(An earlier version of this article made reference to smart-beta funds. Calamos has obtained regulatory permission to market active ETF strategies, and the first fund is an active ETF and not a "smart beta" fund. We regret the error).
ETF newcomer Calamos ETF Trust, a Naperville, Ill.-based money manager, on Monday, July 14 is launching its own brand of active ETFs wrapper at a time when issuers are trying to slice and dice cap-weighted indexes to extract every ounce of beta they can from markets that are still reaching new highs.
Calamos plans to roll out the Calamos Focus Growth ETF (CFGE), which will invest primarily in growth-oriented companies with market capitalizations of more than $1 billion that the firm believes offer the best opportunities for growth, according to the regulatory filing.
The fund may also invest up to 25 percent of its assets in foreign securities, and may invest in equity securities issued by other investment companies, including money market funds.
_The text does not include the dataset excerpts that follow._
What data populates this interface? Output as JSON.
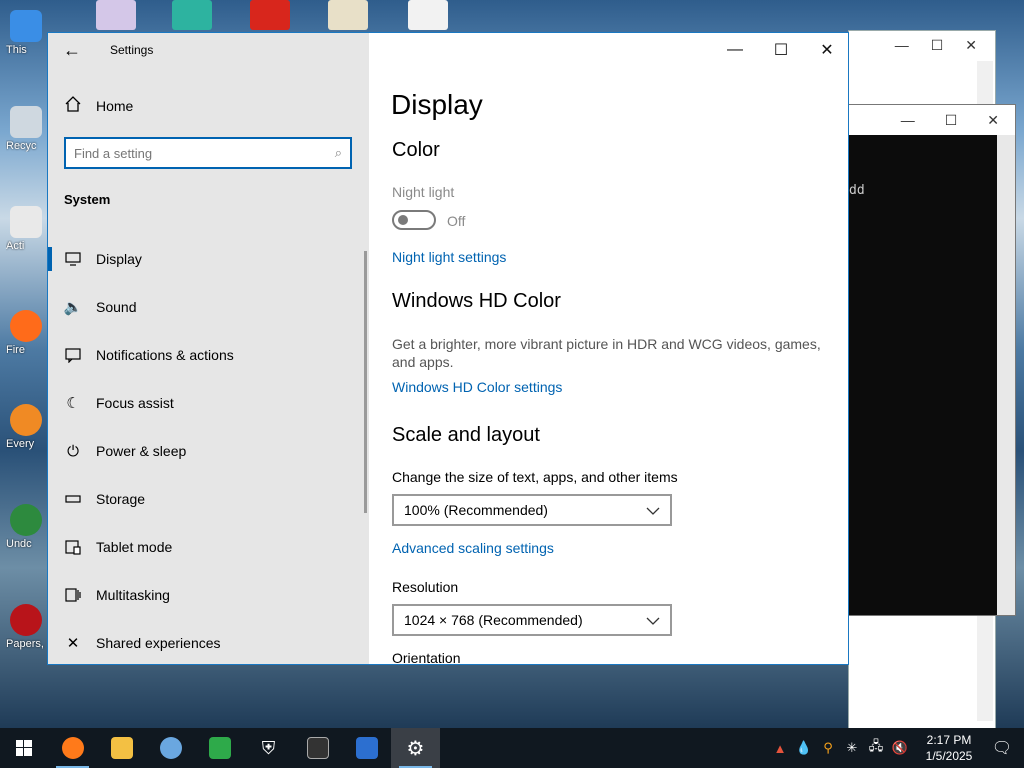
{
  "desktop": {
    "icons": [
      {
        "label": "This",
        "color": "#3a8ee6"
      },
      {
        "label": "Recyc",
        "color": "#cfd8e0"
      },
      {
        "label": "Acti",
        "color": "#e9e9e9"
      },
      {
        "label": "Fire",
        "color": "#ff6b1a"
      },
      {
        "label": "Every",
        "color": "#f08a24"
      },
      {
        "label": "Undc",
        "color": "#2d8a3e"
      },
      {
        "label": "Papers, P",
        "color": "#b8141a"
      }
    ]
  },
  "background_windows": {
    "console_text": "dd"
  },
  "settings": {
    "window_title": "Settings",
    "back_icon": "arrow-left-icon",
    "controls": {
      "minimize": "—",
      "maximize": "☐",
      "close": "✕"
    },
    "nav": {
      "home_label": "Home",
      "search_placeholder": "Find a setting",
      "section_label": "System",
      "items": [
        {
          "label": "Display",
          "icon": "monitor-icon"
        },
        {
          "label": "Sound",
          "icon": "speaker-icon"
        },
        {
          "label": "Notifications & actions",
          "icon": "notification-icon"
        },
        {
          "label": "Focus assist",
          "icon": "moon-icon"
        },
        {
          "label": "Power & sleep",
          "icon": "power-icon"
        },
        {
          "label": "Storage",
          "icon": "storage-icon"
        },
        {
          "label": "Tablet mode",
          "icon": "tablet-icon"
        },
        {
          "label": "Multitasking",
          "icon": "multitasking-icon"
        },
        {
          "label": "Shared experiences",
          "icon": "shared-experiences-icon"
        }
      ]
    },
    "content": {
      "page_title": "Display",
      "color_heading": "Color",
      "night_light_label": "Night light",
      "night_light_state": "Off",
      "night_light_link": "Night light settings",
      "hd_color_heading": "Windows HD Color",
      "hd_color_description": "Get a brighter, more vibrant picture in HDR and WCG videos, games, and apps.",
      "hd_color_link": "Windows HD Color settings",
      "scale_heading": "Scale and layout",
      "scale_label": "Change the size of text, apps, and other items",
      "scale_value": "100% (Recommended)",
      "advanced_scaling_link": "Advanced scaling settings",
      "resolution_label": "Resolution",
      "resolution_value": "1024 × 768 (Recommended)",
      "orientation_label": "Orientation"
    }
  },
  "taskbar": {
    "apps": [
      {
        "name": "firefox",
        "color": "#ff7a1a",
        "running": true
      },
      {
        "name": "file-explorer",
        "color": "#f3c043",
        "running": false
      },
      {
        "name": "people-app",
        "color": "#6aa7e0",
        "running": false
      },
      {
        "name": "green-arrow-app",
        "color": "#2eaa4a",
        "running": false
      },
      {
        "name": "windows-security",
        "color": "#ffffff",
        "running": false
      },
      {
        "name": "command-prompt",
        "color": "#333333",
        "running": false
      },
      {
        "name": "powershell",
        "color": "#2c6fd0",
        "running": false
      },
      {
        "name": "settings",
        "color": "#ffffff",
        "running": true
      }
    ],
    "time": "2:17 PM",
    "date": "1/5/2025"
  },
  "colors": {
    "accent": "#0063b1",
    "nav_bg": "#e6e6e6",
    "taskbar_bg": "#101820"
  }
}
It has a net expense ratio of 0.90 percent, or $90 for every $10,000 invested.
Calamos, a mutual fund shop with a reputation in convertible securities, is one of many firms lining up in the hopes of offering up active ETF wrappers as the ETF industry continues to grow. The notion of active to some in the ETF industry can extend to new-generation "smart beta" indexes. For example, J.P. Morgan last month launched its quasi-active smart-beta fund, the JPMorgan Diversified Return Global Equity ETF (JPGE | F-19). But the Calamos strategy is actively managed.
The launch comes at a time when the S&P 500 Index is up more than 6 percent year-to-date after it shot up more than 30 percent in 2013. Gains in stocks have been fueled by an accommodative Federal Reserve that continues to keep interest rates at ultra-low levels. Additionally, the U.S. economy has shown steady, if slow, growth, since it began to recover from the market crash of 2008-2009.
To date, the ETF market has expanded to 1,618 funds, with more than $1.868 trillion in assets under management, according to ETF.com’s data screener. But less than 1 percent of those assets are in actively managed strategies.
News of Calamos’ plans to launch its first ETF on July 14 came courtesy of a Nasdaq communique.